Google has just been authorised as a payment institution in the Republic. And this is an interesting turn of events for the search engine giant, as this would pave the way for it to begin providing new financial services to consumers and businesses both here and further afield, as reported by WeRSM.
The Central Bank reportedly gave authorisation to Google Payment Ireland under the second Payment Services Directive (PSD2) regulation, which all took place on Christmas Eve. Having acquired the said authorisation, the firm will be given the authority to issue and acquire payments across the European Union under passporting rights.
The move comes two years after Facebook acquired an e-money licence from the Central Bank. It also follows on from the granting of a full e-money licence to Google from the Bank of Lithuania late last month which allows it to issue and redeem electronic money, as well as provide payment services.
Currently, Google is only able to offers limited financial services through its Google Pay digital wallet, which is available for use in Ireland. That is why this change brings massive potential to the company as a whole. To put it simply, obtaining the different licences could enable the tech giant to significantly expand on this.
It should be noted, however, that the e-money license will not allow Google to offer full banking services. The latter, in particular, can be likened to bank accounts, loans, or mortgages. So what exactly does it offer? Basically, it will provide companies the ability to store and transfer money electronically.
Up until now, Google Pay is only capable to enabling its customers to store card details in their digital wallets. These wallets, in particular, can be utilized to make purchases online or through an app.

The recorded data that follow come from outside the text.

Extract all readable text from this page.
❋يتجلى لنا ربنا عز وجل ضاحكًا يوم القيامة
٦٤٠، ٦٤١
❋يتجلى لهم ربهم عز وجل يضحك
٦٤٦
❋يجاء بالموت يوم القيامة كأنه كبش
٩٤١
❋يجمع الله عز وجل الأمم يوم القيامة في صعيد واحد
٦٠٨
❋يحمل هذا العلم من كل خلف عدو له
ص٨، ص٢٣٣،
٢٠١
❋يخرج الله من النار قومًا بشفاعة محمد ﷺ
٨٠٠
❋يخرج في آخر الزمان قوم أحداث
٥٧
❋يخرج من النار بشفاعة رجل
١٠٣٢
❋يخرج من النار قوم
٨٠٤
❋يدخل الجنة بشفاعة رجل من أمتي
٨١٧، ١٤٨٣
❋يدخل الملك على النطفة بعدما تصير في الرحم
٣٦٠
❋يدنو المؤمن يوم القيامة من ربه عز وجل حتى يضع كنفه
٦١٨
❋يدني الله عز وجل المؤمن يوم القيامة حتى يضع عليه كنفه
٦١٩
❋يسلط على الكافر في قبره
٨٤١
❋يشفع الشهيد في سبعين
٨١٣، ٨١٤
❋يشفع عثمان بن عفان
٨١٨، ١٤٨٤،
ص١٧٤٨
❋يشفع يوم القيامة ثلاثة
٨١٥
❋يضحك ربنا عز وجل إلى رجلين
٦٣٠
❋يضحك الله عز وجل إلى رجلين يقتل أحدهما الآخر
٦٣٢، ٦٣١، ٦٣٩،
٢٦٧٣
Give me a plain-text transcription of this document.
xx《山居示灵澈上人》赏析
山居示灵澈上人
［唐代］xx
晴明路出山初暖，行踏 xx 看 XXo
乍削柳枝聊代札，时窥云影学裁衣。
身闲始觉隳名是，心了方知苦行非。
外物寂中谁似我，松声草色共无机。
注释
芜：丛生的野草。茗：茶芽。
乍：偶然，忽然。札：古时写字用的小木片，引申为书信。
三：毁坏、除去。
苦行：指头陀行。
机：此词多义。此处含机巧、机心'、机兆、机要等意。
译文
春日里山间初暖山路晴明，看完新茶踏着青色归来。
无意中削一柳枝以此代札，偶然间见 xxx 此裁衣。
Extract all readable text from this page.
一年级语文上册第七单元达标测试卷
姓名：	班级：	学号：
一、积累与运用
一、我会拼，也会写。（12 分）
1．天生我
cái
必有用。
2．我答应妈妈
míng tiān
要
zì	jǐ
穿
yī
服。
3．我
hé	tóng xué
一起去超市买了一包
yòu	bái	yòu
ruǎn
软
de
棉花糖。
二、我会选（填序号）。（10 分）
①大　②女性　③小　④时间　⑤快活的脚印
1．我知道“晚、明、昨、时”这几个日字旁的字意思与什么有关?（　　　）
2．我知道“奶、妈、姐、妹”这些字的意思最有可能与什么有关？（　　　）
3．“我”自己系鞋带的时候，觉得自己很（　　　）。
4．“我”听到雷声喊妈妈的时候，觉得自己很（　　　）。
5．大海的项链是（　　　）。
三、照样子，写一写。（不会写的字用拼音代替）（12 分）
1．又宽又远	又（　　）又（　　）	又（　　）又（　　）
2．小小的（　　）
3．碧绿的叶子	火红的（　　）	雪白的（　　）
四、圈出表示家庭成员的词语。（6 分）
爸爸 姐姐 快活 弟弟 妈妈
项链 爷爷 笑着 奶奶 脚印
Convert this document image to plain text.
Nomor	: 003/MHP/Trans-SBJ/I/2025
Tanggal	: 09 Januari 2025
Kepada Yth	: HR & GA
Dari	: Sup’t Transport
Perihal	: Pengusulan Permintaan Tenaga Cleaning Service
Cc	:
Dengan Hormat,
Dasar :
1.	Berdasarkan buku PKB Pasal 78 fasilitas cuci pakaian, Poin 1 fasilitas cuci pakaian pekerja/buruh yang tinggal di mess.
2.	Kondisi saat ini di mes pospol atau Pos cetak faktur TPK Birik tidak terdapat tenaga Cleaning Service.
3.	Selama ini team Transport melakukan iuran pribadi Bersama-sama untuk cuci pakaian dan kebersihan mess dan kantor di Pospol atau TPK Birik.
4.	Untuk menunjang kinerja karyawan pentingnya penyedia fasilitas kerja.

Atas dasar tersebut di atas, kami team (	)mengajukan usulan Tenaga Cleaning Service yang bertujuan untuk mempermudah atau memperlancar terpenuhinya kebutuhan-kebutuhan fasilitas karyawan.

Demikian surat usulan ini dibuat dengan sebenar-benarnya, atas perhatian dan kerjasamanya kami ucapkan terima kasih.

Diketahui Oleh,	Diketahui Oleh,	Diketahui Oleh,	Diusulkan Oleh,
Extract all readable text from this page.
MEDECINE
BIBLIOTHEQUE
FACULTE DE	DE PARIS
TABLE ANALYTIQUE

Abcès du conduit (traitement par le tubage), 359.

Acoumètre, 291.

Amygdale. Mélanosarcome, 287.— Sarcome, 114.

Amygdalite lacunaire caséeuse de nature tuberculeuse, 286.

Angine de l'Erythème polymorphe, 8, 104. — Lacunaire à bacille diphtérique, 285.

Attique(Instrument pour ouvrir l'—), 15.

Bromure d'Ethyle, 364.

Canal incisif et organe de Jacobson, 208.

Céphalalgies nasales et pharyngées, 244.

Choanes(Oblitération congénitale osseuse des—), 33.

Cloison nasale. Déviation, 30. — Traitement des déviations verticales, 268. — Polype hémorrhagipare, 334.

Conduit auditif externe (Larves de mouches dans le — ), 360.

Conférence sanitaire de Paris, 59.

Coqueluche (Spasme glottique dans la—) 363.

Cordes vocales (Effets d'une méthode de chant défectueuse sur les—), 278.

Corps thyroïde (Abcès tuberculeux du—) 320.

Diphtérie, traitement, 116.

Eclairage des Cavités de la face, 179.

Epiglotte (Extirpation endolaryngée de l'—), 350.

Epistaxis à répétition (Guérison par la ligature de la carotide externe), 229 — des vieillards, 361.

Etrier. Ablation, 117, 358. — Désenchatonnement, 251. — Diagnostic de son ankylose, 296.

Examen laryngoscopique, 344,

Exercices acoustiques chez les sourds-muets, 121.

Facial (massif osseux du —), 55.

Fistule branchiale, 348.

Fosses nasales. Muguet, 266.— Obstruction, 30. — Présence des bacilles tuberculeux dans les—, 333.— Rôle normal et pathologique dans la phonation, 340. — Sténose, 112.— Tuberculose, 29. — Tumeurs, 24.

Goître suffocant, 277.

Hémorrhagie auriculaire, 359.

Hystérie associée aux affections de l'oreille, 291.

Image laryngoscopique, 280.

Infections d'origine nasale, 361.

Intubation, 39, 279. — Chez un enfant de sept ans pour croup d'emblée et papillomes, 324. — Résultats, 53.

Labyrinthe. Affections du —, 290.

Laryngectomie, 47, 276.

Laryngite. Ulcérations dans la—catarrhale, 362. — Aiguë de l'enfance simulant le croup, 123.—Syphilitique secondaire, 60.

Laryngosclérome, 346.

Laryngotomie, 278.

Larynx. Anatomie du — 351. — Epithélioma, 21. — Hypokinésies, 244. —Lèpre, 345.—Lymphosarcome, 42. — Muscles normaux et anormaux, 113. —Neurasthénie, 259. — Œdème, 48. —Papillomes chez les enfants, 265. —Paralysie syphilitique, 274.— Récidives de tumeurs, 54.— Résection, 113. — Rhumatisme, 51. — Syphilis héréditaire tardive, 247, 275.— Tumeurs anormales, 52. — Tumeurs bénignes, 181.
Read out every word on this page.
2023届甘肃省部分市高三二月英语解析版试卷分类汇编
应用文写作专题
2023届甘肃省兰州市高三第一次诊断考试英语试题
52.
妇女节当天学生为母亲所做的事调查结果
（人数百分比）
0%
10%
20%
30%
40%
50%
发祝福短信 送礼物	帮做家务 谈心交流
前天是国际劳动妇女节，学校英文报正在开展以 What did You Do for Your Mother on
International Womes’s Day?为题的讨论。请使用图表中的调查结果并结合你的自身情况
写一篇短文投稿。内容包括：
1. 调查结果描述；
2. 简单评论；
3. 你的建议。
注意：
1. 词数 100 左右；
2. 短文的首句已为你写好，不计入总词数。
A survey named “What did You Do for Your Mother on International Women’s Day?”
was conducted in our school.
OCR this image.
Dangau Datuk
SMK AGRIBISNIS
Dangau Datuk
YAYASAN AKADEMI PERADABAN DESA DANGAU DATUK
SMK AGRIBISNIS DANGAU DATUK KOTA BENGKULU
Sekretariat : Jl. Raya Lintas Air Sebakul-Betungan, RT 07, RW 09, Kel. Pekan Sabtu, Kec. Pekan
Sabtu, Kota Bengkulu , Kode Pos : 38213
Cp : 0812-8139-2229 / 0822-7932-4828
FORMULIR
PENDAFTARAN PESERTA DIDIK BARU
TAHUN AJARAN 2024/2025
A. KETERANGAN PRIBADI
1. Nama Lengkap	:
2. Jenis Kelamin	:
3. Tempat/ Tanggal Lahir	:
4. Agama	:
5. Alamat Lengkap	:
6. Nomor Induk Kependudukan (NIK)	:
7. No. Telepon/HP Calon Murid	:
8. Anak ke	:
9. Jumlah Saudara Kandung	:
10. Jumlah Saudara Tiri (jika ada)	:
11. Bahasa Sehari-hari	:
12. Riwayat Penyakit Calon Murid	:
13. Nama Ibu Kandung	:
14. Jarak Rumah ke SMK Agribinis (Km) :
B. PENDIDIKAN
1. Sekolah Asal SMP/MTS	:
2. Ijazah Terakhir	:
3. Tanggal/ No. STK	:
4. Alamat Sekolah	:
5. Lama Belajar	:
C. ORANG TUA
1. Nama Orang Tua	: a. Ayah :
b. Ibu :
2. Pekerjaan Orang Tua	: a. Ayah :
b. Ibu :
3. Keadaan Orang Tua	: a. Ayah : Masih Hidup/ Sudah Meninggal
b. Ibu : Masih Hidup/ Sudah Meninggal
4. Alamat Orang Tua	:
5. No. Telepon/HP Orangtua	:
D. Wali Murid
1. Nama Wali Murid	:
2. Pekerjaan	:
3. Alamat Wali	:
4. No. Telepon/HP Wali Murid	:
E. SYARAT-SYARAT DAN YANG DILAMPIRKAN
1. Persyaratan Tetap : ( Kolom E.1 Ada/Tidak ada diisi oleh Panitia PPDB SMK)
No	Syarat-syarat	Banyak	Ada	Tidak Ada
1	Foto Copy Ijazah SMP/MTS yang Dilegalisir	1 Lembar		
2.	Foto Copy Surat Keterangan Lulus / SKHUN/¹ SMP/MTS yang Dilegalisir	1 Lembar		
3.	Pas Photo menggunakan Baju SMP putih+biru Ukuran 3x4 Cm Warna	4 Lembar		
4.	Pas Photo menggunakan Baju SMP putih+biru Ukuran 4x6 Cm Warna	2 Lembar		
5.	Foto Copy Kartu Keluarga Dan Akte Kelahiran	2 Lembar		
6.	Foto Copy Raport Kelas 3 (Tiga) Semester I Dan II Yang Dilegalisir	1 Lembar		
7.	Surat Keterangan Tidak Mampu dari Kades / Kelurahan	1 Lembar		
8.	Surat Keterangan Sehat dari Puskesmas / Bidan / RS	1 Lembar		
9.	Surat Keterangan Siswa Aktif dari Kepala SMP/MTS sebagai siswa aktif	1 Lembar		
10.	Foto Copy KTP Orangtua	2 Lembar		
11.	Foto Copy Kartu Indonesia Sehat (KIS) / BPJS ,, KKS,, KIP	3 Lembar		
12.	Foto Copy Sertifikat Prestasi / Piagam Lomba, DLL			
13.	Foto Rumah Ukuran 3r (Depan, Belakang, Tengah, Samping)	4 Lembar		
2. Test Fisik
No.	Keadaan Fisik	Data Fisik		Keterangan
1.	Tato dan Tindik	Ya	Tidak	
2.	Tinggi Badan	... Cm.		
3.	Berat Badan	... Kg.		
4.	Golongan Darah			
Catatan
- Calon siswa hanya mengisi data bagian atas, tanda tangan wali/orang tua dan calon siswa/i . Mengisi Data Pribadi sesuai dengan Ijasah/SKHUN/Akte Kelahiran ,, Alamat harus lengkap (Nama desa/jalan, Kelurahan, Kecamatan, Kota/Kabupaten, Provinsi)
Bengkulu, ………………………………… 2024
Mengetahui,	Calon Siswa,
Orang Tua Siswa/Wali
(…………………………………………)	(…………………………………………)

It also allows them to use their mobile devices as payment methods in-store.
Lithuania, which one of the countries to join the EU in 2004 , is currently issuing e-money licenses in only three months. Since then, the country has granted 39 so far; hence, it is deemed second in the EU to the UK which has granted 128 licenses so far. This reflects the country’s efforts in the last years to actively develop “a fintech-conducive ecosystem.”
Google’s current e-money efforts centre around Google Pay – the unified payment solution formed in January from the merger of Google Wallet and Android Pay.
While many tech companies are seeking to expand into financial services, Google is now one of the last to be granted its e-money license. Facebook has a permit in Ireland, while Amazon and Paypal have theirs from Luxembourg.
Google’s current e-money efforts centre around Google Pay, the unified payment solution formed in January from the merger of Google Wallet and Android Pay, and which it has upgraded with several features like integration into Messages, NFC payments and P2P transfers, as well as payment for travel and other things like movie tickets. In August, the company rebranded Tez into Google Pay as well.
In related news, the search engine giant has reportedly ramped up the “double Irish, Dutch sandwich” tax-avoidance trick before the loophole is finally closed by the State next year.
In the official report, the company shifted €19.9 billion in 2017 through a Dutch shell company and on to the tax haven of Bermuda. This was further explained in the documents filed a few days before Christmas with the Dutch chamber of commerce.
As the Republic is the linchpin of its international operations, it is fair to assume that most the cash shifted to Bermuda emanated from Google’s operations here. The sum shifted in 2017 was about €4 billion more than the prior year.